In "Education for Professional Nursing Practice: Looking Backward into the Future" Nelson provides a retrospective review of educational developments in nursing since 1965. She too, as have the previous authors, identifies the similarities of societal and political pressures felt by nursing, both then and today. In contrast to Mahaffey's compelling argument as to the important contributions of ADN education, Nelson expresses concern that as in the past when, diploma programs served the needs of hospitals, so too today's associate degree nursing program has become primarily a vocational program with a terminal degree and serves as a lucrative offering for technical and community colleges. She then provides a series of compelling arguments in support of rationale for BSN entry into practice, and notes that several organizations have expressed preference for the BSN, including the American Organization of Nurse Executives and the Veterans Administration. She concludes that, "Doors to future educational changes should be kept open, but moving education to the BSN level is the first step."

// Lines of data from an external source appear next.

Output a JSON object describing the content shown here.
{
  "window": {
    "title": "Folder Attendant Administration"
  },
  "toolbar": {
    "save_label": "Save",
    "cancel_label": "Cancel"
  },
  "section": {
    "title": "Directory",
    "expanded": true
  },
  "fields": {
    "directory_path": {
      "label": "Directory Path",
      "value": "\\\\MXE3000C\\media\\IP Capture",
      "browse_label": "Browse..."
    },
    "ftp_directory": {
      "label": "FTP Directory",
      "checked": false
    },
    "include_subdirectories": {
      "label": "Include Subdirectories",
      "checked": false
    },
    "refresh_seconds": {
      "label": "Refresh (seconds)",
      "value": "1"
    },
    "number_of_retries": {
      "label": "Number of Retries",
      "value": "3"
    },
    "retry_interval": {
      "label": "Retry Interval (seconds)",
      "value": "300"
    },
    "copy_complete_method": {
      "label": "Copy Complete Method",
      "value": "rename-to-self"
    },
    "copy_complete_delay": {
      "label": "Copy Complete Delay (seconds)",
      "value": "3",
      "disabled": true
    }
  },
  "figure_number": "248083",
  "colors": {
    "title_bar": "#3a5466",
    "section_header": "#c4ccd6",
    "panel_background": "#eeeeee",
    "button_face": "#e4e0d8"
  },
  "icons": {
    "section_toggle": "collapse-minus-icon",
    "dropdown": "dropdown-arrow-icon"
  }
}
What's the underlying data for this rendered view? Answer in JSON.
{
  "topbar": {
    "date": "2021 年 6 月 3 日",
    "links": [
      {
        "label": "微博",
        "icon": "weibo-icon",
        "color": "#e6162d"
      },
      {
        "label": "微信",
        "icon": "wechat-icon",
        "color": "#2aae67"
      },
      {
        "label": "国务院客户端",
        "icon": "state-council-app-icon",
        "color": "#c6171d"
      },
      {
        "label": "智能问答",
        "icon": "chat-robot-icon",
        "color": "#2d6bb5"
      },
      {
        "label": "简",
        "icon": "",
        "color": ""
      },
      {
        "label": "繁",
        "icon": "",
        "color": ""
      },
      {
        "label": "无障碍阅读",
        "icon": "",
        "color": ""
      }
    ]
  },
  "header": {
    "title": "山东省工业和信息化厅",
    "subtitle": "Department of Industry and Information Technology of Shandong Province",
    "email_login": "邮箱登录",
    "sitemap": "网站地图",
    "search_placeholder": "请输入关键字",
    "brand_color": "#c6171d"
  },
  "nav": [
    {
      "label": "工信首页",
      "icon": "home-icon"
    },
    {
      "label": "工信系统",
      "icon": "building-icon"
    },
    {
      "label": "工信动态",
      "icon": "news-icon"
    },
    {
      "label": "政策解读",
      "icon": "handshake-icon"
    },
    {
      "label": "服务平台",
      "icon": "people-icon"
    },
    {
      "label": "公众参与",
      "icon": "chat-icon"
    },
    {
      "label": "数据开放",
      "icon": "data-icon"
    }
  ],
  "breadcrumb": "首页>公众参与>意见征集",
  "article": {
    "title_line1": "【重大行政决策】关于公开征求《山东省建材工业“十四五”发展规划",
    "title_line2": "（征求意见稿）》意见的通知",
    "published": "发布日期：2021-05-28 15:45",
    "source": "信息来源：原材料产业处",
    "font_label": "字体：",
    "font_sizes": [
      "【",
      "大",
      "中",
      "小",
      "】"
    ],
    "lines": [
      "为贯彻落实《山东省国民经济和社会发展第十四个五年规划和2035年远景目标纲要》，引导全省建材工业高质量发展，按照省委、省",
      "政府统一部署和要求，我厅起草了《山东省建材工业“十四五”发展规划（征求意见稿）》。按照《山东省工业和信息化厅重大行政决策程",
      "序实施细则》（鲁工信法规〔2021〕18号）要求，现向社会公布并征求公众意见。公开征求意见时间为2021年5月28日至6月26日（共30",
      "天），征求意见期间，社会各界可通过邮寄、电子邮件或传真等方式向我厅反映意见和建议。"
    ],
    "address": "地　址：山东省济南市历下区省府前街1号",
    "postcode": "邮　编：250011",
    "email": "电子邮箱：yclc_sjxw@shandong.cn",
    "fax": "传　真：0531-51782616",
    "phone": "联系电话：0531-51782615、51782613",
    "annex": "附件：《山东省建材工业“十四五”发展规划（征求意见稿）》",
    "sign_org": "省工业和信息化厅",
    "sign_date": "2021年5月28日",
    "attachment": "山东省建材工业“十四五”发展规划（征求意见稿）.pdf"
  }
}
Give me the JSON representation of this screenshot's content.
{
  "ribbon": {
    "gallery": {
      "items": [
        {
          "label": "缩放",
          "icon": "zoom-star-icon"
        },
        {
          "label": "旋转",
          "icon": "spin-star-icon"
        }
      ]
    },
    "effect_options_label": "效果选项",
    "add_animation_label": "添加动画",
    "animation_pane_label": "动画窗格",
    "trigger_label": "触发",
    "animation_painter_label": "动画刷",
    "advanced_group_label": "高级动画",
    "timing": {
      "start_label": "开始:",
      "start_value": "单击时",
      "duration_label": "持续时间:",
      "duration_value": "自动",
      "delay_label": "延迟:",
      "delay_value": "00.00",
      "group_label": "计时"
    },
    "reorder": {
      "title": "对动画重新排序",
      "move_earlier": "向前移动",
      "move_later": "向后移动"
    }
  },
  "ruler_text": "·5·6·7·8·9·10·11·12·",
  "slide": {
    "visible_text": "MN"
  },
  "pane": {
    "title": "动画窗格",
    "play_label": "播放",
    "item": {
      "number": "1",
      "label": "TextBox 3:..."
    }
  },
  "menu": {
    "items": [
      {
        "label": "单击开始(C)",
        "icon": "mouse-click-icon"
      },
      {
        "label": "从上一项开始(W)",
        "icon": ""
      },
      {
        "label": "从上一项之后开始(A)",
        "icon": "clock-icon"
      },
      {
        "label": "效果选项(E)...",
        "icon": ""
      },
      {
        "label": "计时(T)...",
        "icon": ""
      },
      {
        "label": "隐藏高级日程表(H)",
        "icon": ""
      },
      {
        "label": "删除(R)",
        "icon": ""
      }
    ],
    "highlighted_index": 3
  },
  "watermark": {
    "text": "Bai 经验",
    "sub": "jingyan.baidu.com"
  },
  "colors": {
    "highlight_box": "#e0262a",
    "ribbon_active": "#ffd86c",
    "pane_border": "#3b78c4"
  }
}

The last article by Joel entitled "Education for Entry into Nursing Practice: Revisited for the 21st Century" suggests that nursing education has not been in control of its own destiny but rather, "nursing has been dominated by an external loss of control" and has been "swept along by a host of societal and educational circumstances." Joel reiterates for us the true characteristics of a profession - service oriented, learned, and autonomous. Of service, she notes that service orientation must be relevant to the times and carefully orchestrated to meet specific societal needs. To be learned requires not only a unique body of knowledge and skill and considerable educational investment and rigor but also "cognitive artfulness." Autonomy, she reminds us, has two perspectives: the autonomy of the field of work and autonomy of the individual. She concludes that "nursing has resisted the normal course of occupational development" and notes that nurses have traditionally derived their identity from their statutory title, RN, rather than from their academic preparation. The clear differences in clinical competency between the associate degree nurse and the graduate level advanced practice nurse have been unquestionably demonstrated. Joel suggests further pursuit of this differentiation of practice and presents the view that "nursing would always be a work in the process of becoming."
And so, as you, the reader, reflect on the issues of entry into practice not only from the perspectives of these authors, but from your own unique vantage point, I challenge you to share your thoughts, new insights, and reactions to these authors by either writing a letter to the Editor or by submitting a manuscript which will further elucidate the issue of entry into practice. We look forward to hearing from you.